$z=z(x,y)$ is a positive differentiable function defined on $W=\{(x,y): x,y >0\}$, such that $F(x+\frac{z}{y}, y+\frac{z}{x}) = 0$, where $F:\mathbb R^2 \to \mathbb R$ and $\nabla F \neq 0$.
Show that $x\frac{\partial z}{\partial x} + y\frac{\partial z}{\partial y} = z-xy$
What I did:
I derived using the chain rule and hoped to show what we wanted. Derive $F(x+\frac{z}{y}, y+\frac{z}{x}) = 0$ wrt both variables. First $x$:
$\frac{\partial F}{\partial x}\frac{\partial(x+\frac{z}{y})}{\partial x} + \frac{\partial F}{\partial y}\frac{\partial(y+\frac{z}{x})}{\partial x} = \frac{\partial F}{\partial x}(1+\frac{1}{y}\frac{\partial z}{\partial x})+\frac{\partial F}{\partial y}\frac{x\frac{\partial z}{\partial x}-z}{x^2} = 0$
and $y$ similarly $\frac{\partial F}{\partial x}\frac{y\frac{\partial z}{\partial y}-z}{y^2} + \frac{\partial F}{\partial y}(1+\frac{1}{x}\frac{\partial z}{\partial y})=0$
I was hoping by adding or subtracting these equations something cancels out (most importantly the derivatives of $F$), but no dice.
How do we continue? why is it important that $z$ is positive and what $W$ is?

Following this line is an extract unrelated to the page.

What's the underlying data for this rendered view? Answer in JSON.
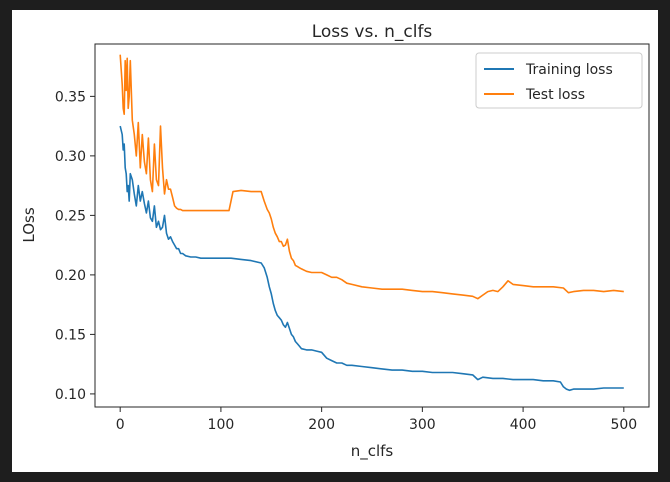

The chain rule says that $$ 0=\nabla F\!\left(x+\frac zy,y+\frac zx\right)\cdot\left[\left(1+\frac{z_x}y,\frac{z_x}x-\frac{z}{x^2}\right)\mathrm{d}x+\left(\frac{z_y}y-\frac{z}{y^2},1+\frac{z_y}x\right)\mathrm{d}y\right] $$ for any $\mathrm{d}x$ and $\mathrm{d}y$
This means that both $$ \left(1+\frac{z_x}y,\frac{z_x}x-\frac{z}{x^2}\right) $$ and $$ \left(\frac{z_y}y-\frac{z}{y^2},1+\frac{z_y}x\right) $$ are perpendicular to $$ \nabla F\!\left(x+\frac zy,y+\frac zx\right) $$ and are thus, parallel. This means that $$ \left(1+\frac{z_x}y\right)\left(1+\frac{z_y}x\right) =\left(\frac{z_x}x-\frac{z}{x^2}\right)\left(\frac{z_y}y-\frac{z}{y^2}\right)\\ \Downarrow\\ 1+\frac{z_x}y+\frac{z_y}x =\left(-\frac{z_x}{y}-\frac{z_y}{x}+\frac{z}{xy}\right)\frac{z}{xy}\\ \Downarrow\\ \left(\frac{z}{xy}+1\right)\left(\frac{z_x}y+\frac{z_y}x\right)=\frac{z^2}{x^2y^2}-1\\ \Downarrow\\ \frac{z_x}y+\frac{z_y}x=\frac{z}{xy}-1\\ \Downarrow\\ x\,z_x+y\,z_y=z-xy $$